I’m not suggesting that you need to count every calorie – far from it. In fact, you need food to fuel your training properly. But if you do lose a few pounds, that’ll be less impact on your joints on those downhill sections.
Don’t forget the boots and socks!
If your walking boots are new, or they’re a little dusty from being packed away since last summer, get them on! Do as much of your walking training wearing the same footwear (boots and socks) you will wear on the day. That way you’ll work out ahead of time where potential blisters may occur, your feet can ‘harden up’ ready for the challenge and it will make for a much more pleasant experience – believe me!
We actually recommend that you have three pairs of socks – one for each peak. If it’s a rainy day or if the ground is boggy and you get wet feet it can be really demoralising. You wouldn’t believe how good it can feel to put a fresh pair of socks on at each checkpoint.
But they shouldn’t be just any old sports socks. If you can get proper hiking socks then do.
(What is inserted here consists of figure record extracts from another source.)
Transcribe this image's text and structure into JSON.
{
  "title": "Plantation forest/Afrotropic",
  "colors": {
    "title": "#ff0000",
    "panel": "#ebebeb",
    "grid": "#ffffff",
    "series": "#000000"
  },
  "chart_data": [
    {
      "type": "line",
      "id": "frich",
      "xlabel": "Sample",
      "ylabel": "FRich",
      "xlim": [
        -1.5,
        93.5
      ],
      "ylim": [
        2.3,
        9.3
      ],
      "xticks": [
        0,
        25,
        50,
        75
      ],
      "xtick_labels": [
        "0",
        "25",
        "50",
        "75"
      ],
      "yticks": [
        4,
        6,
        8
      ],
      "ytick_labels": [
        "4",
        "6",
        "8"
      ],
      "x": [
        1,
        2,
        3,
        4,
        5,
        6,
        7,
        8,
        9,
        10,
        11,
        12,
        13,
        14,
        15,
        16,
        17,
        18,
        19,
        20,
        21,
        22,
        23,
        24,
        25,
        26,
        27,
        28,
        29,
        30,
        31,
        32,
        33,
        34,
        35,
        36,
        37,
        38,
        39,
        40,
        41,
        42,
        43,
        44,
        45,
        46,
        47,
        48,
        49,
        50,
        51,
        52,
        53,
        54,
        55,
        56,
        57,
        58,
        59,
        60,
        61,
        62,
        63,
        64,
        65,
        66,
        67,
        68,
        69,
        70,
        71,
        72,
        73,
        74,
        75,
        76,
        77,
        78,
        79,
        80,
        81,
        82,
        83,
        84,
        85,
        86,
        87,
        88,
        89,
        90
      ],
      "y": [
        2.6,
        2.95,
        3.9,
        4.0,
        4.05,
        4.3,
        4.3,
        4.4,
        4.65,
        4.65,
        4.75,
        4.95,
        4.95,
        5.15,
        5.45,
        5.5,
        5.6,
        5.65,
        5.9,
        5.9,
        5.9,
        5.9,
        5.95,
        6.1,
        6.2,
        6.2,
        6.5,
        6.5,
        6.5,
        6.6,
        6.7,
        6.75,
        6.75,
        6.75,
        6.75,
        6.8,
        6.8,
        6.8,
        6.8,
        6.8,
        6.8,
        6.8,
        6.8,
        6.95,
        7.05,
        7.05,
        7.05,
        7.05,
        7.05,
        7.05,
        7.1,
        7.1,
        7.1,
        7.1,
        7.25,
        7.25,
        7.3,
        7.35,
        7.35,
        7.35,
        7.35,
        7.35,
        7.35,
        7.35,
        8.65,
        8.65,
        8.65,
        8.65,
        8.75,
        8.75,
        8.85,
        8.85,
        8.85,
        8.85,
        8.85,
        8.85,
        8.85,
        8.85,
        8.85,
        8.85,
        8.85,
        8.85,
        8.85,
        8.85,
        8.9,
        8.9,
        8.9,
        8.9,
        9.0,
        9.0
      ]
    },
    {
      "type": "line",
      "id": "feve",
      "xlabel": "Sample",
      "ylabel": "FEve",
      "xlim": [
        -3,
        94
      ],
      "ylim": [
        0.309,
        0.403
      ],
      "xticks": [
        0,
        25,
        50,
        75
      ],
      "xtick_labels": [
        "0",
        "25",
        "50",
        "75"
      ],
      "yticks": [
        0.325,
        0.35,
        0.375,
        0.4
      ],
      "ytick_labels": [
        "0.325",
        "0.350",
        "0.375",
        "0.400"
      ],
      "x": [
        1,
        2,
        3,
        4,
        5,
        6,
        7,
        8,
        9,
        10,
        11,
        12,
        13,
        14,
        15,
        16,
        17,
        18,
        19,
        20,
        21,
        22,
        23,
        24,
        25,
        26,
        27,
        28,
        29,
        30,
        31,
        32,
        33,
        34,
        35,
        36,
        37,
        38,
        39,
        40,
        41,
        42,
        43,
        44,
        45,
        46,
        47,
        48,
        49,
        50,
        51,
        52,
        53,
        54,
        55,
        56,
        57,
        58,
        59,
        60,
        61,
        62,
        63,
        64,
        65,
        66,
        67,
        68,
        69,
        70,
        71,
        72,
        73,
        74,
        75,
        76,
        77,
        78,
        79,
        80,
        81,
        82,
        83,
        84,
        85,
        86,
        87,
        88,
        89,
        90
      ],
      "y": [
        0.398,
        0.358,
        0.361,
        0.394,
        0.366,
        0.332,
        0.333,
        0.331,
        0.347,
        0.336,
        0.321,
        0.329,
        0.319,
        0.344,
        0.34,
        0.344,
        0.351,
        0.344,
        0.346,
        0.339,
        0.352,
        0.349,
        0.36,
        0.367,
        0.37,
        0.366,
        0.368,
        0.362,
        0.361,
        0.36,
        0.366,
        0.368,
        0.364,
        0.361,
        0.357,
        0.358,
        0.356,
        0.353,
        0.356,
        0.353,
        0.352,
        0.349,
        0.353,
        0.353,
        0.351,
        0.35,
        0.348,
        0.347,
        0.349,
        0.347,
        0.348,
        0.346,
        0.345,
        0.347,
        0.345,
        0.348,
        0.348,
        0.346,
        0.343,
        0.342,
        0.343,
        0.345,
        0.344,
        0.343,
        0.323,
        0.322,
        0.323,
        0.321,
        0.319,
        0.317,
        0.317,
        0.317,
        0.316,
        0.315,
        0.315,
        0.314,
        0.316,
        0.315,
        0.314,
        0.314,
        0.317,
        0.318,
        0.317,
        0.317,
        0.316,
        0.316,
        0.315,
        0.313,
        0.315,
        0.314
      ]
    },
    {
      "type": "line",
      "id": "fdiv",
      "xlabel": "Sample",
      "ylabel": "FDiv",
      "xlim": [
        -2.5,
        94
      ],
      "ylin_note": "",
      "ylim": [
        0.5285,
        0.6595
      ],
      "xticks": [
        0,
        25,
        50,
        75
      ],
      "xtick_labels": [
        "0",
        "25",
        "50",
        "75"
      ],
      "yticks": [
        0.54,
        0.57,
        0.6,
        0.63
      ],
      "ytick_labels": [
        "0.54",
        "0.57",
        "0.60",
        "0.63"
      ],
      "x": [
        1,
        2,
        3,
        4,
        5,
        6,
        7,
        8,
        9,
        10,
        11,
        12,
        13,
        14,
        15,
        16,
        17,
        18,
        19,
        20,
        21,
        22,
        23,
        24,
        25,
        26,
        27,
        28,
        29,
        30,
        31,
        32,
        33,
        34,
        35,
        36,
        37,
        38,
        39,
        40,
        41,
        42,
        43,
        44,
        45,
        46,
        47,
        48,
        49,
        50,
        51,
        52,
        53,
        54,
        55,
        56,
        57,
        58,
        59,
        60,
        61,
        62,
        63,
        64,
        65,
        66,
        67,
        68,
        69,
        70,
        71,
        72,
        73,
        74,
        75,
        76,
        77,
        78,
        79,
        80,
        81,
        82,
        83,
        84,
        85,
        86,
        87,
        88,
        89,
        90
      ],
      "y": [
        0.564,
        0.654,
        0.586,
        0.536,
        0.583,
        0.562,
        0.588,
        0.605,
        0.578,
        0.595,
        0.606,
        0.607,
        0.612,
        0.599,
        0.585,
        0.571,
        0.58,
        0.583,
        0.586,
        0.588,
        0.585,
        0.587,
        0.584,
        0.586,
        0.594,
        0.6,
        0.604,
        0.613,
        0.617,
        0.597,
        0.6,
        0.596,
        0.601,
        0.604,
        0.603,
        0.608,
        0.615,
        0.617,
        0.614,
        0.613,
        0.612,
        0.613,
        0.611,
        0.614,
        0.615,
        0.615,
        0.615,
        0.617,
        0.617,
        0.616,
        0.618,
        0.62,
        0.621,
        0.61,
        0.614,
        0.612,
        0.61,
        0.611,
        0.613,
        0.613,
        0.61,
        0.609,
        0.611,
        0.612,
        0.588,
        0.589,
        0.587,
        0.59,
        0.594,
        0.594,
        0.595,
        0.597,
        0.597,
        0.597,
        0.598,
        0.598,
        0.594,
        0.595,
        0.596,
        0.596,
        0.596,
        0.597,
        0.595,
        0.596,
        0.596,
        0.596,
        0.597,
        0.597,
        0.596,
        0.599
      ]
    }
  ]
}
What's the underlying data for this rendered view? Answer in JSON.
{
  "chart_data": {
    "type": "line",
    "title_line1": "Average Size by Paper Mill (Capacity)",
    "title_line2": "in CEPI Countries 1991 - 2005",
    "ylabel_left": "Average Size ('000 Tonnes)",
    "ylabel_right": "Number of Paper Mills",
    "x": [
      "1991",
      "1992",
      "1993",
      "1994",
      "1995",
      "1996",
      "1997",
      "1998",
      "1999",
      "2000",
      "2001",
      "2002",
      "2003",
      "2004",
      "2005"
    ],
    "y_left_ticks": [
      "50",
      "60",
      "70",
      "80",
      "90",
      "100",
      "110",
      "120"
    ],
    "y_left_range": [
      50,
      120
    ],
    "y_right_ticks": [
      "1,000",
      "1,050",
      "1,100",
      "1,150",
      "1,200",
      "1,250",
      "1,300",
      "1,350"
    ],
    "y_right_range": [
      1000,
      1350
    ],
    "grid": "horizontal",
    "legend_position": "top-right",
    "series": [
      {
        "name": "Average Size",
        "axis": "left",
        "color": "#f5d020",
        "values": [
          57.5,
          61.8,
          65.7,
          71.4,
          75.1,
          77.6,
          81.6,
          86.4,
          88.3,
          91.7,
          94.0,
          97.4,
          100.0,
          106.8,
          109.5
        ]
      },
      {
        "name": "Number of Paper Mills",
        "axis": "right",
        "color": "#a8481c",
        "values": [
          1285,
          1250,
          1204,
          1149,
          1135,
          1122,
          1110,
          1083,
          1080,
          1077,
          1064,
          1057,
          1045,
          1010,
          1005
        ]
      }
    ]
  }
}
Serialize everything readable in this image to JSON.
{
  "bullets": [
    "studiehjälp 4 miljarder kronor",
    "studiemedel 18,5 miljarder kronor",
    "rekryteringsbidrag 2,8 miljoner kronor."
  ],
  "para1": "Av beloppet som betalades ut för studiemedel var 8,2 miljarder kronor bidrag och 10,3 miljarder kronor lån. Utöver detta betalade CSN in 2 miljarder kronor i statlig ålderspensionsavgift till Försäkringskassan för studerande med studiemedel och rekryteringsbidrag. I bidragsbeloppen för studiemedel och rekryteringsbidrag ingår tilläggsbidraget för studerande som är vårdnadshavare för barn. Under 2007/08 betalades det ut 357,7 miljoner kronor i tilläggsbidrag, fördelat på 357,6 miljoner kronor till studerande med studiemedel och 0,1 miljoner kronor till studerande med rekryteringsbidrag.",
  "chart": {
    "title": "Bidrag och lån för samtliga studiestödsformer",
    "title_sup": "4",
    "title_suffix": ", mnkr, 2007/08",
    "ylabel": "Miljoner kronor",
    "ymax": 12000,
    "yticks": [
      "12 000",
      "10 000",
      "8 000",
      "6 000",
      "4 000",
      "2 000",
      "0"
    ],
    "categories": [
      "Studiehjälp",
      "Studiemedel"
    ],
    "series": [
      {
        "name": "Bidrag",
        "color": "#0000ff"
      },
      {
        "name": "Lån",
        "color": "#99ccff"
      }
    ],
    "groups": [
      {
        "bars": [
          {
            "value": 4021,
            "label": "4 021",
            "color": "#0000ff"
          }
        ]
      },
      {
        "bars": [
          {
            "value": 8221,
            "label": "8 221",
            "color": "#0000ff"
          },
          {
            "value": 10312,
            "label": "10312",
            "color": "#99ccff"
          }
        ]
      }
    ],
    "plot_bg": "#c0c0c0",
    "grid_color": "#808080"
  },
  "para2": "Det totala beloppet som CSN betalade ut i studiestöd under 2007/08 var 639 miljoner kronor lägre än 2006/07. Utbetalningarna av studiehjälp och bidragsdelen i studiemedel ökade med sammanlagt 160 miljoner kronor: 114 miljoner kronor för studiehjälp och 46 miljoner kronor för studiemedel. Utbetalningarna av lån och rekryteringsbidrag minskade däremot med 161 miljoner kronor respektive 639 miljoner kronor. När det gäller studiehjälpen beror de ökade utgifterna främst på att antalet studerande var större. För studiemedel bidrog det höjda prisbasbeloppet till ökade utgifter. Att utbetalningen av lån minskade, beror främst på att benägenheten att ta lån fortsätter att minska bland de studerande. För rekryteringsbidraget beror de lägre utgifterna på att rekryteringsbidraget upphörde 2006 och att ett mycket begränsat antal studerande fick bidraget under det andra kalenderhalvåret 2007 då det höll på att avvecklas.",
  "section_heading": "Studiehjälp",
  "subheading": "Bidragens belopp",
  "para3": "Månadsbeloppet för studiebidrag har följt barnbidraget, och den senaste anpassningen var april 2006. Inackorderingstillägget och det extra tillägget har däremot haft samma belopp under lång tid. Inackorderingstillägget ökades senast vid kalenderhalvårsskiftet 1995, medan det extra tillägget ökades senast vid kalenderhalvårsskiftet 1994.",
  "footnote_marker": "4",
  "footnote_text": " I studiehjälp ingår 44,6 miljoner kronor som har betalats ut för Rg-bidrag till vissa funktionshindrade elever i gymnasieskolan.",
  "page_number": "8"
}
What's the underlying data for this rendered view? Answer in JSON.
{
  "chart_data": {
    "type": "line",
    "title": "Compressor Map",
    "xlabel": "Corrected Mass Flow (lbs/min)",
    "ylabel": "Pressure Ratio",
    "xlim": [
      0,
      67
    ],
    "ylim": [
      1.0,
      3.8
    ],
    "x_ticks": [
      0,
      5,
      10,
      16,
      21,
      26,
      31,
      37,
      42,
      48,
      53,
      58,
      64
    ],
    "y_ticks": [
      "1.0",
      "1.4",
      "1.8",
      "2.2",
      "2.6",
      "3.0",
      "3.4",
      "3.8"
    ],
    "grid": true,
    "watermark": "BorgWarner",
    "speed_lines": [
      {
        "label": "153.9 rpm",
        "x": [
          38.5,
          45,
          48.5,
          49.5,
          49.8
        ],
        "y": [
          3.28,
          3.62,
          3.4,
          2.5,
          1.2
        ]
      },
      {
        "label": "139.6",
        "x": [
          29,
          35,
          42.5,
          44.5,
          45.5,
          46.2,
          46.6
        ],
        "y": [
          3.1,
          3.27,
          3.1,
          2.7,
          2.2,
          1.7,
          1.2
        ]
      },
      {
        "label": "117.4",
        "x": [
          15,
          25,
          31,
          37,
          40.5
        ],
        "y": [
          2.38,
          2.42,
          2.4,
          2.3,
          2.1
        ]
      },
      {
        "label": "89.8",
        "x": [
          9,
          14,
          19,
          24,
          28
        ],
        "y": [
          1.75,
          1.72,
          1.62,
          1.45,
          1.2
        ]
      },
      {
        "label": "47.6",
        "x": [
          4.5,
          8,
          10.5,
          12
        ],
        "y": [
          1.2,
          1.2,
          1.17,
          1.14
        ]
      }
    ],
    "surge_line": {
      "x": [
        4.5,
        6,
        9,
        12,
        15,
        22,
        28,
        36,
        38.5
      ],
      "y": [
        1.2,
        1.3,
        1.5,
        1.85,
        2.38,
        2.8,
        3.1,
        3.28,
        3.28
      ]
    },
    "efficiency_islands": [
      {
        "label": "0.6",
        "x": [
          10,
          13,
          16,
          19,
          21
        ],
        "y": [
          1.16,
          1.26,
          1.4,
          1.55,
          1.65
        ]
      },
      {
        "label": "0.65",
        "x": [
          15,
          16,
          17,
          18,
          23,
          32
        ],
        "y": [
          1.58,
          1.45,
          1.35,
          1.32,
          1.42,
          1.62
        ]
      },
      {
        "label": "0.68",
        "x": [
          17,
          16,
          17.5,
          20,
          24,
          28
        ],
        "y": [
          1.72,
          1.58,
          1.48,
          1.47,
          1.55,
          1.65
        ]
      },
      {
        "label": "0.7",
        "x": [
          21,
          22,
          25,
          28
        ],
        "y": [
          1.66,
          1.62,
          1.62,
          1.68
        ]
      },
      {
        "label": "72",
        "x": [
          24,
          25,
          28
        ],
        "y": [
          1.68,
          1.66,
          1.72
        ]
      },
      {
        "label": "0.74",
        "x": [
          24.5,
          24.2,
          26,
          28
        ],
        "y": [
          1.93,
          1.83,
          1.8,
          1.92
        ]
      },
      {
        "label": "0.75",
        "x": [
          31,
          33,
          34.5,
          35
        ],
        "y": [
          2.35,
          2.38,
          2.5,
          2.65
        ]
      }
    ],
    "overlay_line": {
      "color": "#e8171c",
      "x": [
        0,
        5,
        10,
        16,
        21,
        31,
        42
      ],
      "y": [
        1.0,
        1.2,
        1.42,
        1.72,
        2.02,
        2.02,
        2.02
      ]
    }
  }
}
They have additional cushioning in all of the right places and will come high up the ankle to prevent the boot rubbing on the back of your ankle.
Share your progress
All of our Challenge events are listed on our Facebook page so why don’t you join the event over there?
It’s a great way to break the ice and get to know the group you’ll be walking with. And sharing your training progress and ideas can be motivating for you and for others.
If you’re taking on the Yorkshire Three Peaks Challenge to raise money for charity, remember to update your supporters, letting them know how your training is going. Ask for their practical support in getting out on training walks with you – you can post about them on social media and you might just get more sponsorship money as as result.
If you can follow these tips for 8 weeks or more before your Challenge Day you will be giving yourself the best chance of being fit enough and ready to complete the full route.
Best of luck with your Yorkshire Three Peaks Challenge!